Production of Nuclear Battery $\beta^{-}$ Emitters Driven by Fusion Neutrons

TL;DR

This paper explores how future D-T fusion neutron sources could vastly increase the production of nuclear battery radioisotopes, enabling scalable, high-activity manufacturing.

Contribution

It demonstrates the potential for fusion neutron irradiation to produce key radioisotopes at unprecedented scales, including a self-sufficient tritium cycle for large-scale production.

Findings

Fusion neutrons can produce radioisotopes at rates many orders higher than current methods.

Certain feedstocks enable large-scale isotope production while closing the tritium fuel cycle.

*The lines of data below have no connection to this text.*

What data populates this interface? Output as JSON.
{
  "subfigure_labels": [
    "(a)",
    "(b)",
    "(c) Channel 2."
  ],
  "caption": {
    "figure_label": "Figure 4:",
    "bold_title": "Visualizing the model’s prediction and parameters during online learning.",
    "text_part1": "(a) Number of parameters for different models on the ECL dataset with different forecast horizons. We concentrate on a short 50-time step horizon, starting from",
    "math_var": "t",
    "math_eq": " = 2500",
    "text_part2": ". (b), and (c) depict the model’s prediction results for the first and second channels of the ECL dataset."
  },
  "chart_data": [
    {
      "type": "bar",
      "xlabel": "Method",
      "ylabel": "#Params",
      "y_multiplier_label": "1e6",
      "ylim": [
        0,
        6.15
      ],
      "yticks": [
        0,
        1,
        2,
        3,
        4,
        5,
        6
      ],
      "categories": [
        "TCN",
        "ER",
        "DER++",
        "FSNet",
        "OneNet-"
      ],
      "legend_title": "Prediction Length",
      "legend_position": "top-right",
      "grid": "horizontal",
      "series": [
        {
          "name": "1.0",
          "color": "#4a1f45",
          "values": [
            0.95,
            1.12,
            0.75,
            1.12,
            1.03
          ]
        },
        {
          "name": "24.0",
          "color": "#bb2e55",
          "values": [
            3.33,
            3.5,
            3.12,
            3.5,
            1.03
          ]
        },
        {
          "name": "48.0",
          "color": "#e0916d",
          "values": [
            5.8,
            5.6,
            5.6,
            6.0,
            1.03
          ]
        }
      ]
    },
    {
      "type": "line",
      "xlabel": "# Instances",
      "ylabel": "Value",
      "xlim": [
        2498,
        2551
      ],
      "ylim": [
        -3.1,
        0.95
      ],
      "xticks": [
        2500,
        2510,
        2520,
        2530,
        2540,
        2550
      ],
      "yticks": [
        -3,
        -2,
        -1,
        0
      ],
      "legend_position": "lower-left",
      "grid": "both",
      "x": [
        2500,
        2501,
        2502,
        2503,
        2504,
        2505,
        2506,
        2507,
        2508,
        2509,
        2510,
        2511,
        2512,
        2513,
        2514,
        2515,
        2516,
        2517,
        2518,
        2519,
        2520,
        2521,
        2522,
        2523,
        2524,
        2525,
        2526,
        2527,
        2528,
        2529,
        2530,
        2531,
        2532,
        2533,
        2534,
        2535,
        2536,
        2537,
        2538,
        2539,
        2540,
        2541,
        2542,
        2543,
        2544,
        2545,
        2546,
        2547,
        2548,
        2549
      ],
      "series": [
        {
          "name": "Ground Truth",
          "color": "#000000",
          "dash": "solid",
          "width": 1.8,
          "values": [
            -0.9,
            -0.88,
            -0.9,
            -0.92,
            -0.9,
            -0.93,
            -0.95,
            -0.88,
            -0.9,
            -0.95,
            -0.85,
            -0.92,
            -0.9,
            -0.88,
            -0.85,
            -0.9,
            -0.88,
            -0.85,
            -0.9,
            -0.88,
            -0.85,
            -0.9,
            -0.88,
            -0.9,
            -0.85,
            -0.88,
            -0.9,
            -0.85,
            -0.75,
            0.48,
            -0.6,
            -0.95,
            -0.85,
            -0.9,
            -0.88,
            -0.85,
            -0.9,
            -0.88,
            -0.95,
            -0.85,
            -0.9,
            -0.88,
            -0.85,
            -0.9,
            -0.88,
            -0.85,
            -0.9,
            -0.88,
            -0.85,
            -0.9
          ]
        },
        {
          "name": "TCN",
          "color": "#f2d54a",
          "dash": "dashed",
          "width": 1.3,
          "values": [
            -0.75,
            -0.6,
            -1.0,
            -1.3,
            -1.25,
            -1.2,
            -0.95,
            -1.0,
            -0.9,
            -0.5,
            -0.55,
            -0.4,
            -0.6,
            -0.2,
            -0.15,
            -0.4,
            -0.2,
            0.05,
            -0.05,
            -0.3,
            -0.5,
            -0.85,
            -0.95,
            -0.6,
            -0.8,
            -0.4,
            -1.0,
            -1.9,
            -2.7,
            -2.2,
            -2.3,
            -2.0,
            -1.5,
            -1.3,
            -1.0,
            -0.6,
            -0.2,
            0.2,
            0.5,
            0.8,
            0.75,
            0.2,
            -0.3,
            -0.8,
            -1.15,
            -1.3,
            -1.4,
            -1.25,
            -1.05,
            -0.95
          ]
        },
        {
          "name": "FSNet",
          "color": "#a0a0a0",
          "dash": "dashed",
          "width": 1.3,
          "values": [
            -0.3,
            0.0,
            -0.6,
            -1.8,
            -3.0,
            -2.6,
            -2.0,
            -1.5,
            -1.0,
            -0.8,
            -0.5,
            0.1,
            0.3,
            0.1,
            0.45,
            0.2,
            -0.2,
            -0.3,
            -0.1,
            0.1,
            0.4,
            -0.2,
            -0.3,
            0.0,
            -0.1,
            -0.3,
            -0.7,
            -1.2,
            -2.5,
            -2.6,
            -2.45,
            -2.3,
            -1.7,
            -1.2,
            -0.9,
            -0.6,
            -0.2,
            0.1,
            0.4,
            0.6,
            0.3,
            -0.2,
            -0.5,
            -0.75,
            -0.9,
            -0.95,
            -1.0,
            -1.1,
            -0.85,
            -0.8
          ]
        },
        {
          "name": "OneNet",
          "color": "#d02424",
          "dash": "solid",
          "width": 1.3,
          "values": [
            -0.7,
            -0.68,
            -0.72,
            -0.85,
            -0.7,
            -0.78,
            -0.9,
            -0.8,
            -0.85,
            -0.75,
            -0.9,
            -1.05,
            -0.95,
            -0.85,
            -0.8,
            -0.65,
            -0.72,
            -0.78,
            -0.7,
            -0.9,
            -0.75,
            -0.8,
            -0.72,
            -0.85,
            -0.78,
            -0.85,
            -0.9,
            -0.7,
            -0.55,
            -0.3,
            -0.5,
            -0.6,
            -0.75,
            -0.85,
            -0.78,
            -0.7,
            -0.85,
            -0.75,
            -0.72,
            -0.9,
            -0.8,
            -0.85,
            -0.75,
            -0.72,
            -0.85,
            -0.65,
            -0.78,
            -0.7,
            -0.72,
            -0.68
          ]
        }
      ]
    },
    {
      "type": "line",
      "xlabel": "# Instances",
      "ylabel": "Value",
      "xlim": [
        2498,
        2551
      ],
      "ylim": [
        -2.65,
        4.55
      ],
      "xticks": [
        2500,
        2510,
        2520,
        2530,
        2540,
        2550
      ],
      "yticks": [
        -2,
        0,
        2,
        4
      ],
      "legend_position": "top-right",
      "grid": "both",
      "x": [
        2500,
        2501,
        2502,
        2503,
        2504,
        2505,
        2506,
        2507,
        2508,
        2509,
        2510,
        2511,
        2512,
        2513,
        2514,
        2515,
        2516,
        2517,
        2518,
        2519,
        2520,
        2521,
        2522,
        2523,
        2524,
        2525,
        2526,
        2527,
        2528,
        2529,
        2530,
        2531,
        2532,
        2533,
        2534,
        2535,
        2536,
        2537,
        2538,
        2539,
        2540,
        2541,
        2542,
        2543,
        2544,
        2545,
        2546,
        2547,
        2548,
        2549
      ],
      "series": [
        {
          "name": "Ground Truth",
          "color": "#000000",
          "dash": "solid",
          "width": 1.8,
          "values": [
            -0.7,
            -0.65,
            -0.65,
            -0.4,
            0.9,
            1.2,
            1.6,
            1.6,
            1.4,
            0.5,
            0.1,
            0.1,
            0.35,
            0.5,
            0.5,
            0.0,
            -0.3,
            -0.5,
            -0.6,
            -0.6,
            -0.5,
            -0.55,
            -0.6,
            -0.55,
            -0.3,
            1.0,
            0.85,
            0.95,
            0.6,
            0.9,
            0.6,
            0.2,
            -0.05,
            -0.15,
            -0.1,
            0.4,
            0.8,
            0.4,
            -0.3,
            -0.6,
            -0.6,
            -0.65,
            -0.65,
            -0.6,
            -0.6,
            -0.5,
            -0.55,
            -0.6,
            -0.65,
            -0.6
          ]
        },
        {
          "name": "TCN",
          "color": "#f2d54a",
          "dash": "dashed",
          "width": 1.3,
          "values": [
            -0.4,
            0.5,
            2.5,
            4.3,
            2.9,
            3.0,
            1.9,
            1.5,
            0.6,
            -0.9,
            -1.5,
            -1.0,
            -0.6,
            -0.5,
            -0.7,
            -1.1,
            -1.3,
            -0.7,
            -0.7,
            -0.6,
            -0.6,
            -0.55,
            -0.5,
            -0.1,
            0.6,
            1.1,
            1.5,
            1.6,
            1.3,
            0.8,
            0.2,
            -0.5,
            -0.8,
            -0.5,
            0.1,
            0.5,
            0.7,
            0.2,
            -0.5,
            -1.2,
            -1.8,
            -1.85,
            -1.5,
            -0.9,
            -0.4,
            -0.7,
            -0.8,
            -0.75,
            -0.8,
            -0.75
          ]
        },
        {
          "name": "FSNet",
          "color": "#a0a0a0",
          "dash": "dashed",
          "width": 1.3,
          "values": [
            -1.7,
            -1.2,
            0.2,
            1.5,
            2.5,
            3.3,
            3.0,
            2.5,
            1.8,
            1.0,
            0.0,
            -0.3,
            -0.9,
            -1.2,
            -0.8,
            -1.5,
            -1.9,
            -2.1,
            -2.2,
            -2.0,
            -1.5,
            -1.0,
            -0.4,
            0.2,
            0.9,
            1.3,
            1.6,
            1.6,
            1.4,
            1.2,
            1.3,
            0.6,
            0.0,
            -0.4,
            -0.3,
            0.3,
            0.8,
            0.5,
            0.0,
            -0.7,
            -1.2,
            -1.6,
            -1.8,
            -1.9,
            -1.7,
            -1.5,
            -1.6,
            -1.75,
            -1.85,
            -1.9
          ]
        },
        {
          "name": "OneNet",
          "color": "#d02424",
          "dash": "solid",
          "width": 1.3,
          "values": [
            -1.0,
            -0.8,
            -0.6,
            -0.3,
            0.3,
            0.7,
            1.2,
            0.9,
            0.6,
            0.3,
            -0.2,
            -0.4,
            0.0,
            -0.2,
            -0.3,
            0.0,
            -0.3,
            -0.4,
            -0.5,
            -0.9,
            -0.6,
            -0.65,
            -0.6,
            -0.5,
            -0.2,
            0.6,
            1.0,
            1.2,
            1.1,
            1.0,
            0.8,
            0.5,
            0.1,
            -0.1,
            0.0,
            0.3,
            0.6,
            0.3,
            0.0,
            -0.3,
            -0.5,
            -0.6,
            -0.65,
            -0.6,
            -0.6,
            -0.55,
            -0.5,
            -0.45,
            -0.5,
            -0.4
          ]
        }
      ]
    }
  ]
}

Over one ton of ${}^{147}$Pm could be produced annually per gigawatt of fusion power.

Abstract

Nuclear batteries require radioisotopes with specific combinations of half-life, decay mode, and radiation properties, yet most candidate fuels lack scalable production routes. We show how the future availability of deuterium-tritium (D-T) fusion neutrons could enable manufacturing nuclear battery radioisotopes at many orders of magnitude higher rate than at present. We assess the capability of 14 MeV D-T fusion neutrons to produce nuclear battery radioisotopes by simulating feedstock material irradiation with neutrons. Promising radioisotope candidates include ${}^{147}$Pm, ${}^{63}$Ni, ${}^{39}$Ar, and ${}^{137}$Cs. Some feedstocks allow a radioisotope to be produced at scale while also closing the tritium fuel cycle, resulting in hundreds to over one thousand kilograms of high specific activity radioisotope per gigawatt thermal year of D-T fusion irradiation. We perform OpenMC simulations of an enriched ${}^{148}$Nd blanket for a tokamak, demonstrating that tritium self-sufficient designs can produce over one ton of ${}^{147}$Pm per gigawatt thermal year, equivalent to $\sim$one billion Curies per year of ${}^{147}$Pm. Operation of such a blanket would represent an unprecedented increase of nuclear battery radioisotope production capability.